Evolvement of Investigations

Experienced and well-trained investigators can help mitigate some of these problems, but even the best investigator must be equipped with the correct data and tools. A significant development is the advent of ‘intelligent automation’, which combines artificial intelligence and robotic process automation to put investigators at the centre of seamless and carefully curated intelligence environments.

These environments make the collation, analysis, and assessment of material as frictionless as possible by:

• Producing an all-around view – rather than following numerous lines of intelligence on various platforms, investigators can work through a primary platform that brings together the right kind of graded intelligence – internal and external – in a single space in the shortest time possible.

• Refining the intelligence deluge – instead of chasing down untold disparate sources from scratch, graded and improved intelligence allows an investigator to start with a solid set of foundation stones.

• Developing a structured approach – investigations can rapidly become unstructured as they move across different evidential sources. Having a structured dashboard will facilitate a more systematic approach.

• In this modern age of technology, digital evidence is an integral part of an entire intelligence and investigation process. It helps investigators capture critical intelligence and evidence from computer systems and networks. Digital intelligence and evidence are growing exponentially and must be managed appropriately throughout an investigation.

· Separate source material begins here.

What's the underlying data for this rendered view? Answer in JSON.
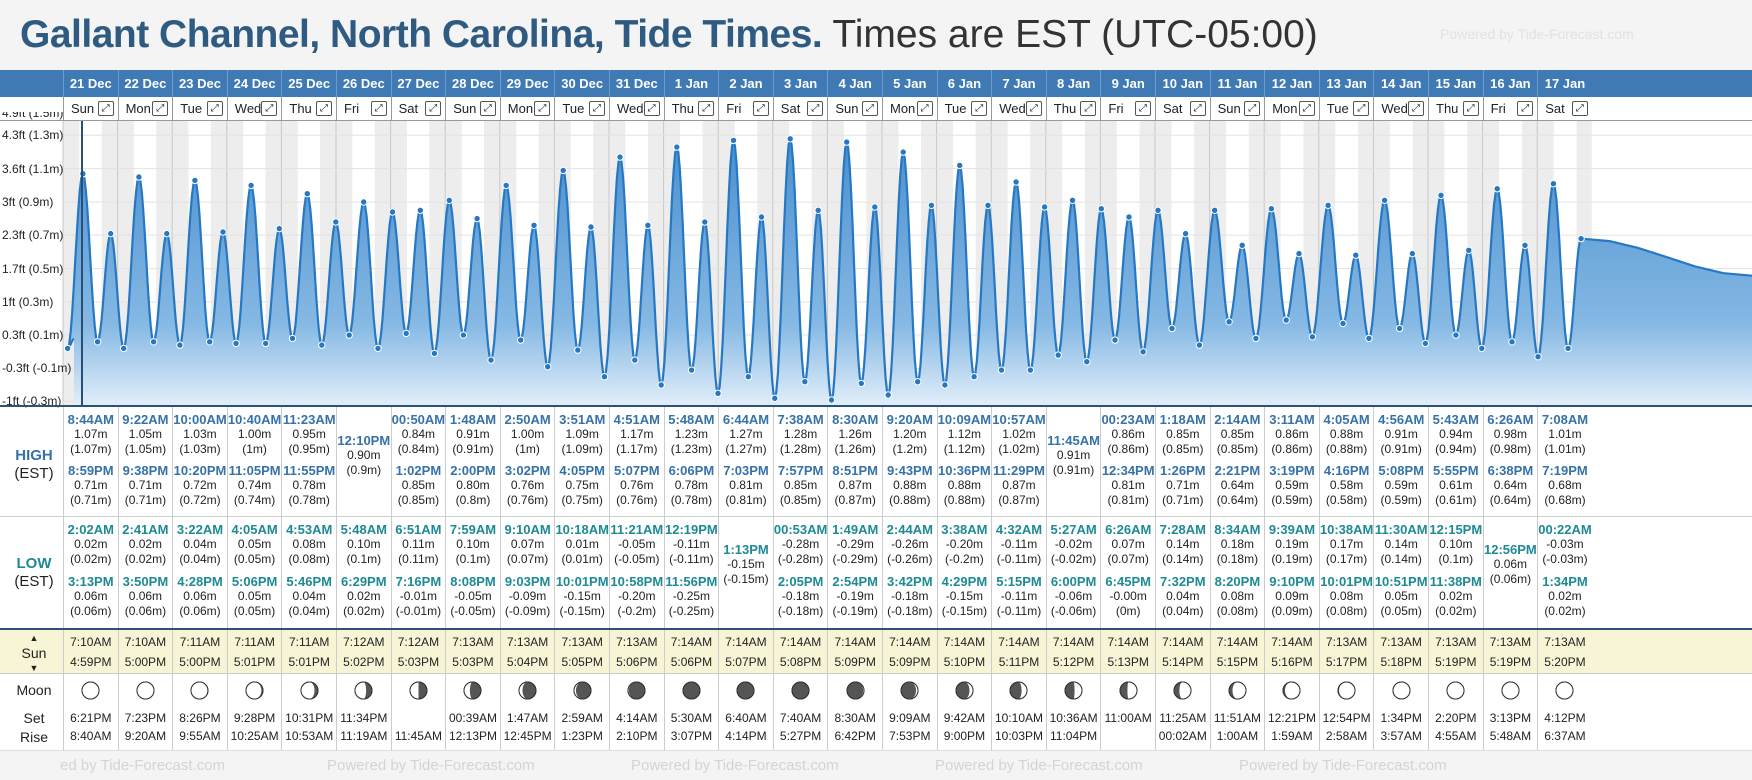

The decisions made by financial investigators within FIs are incredibly significant and can influence management decisions or the future of a customer relationship. If genuinely suspicious activity is missed due to poor investigative practices, poorly equipped analytical platforms, or inefficient use of intelligence, a crime that might otherwise have been detected and disrupted will be allowed to proceed. Having the best investigative tools to hand enables organisations to make these kinds of risk-based decisions confidently. At the same time, similar failings could lead to an innocent person being treated as a subject of concern, raising issues of fairness and having implications for financial inclusion. Whether the investigator gets it right or wrong will significantly affect how well an FI tackles financial crime, keeps its reputation intact, reduces monetary loss, and protects its customers.


Way Forward

Investigator-led approaches have better success against high-profile risks using improved and integrated intelligence settings within the intelligent automation process. Their deployment within the financial services sector for cybercrimes is already beginning to show fruit, primarily when allied with closer cooperation across private and public sectors in sharing risk information. As financial cybercrime practitioners focus increasingly on delivering results, it seems evident that empowering the investigator with the right tools to automate, collate, and grade intelligence will significantly aid the quality and efficiency of investigations.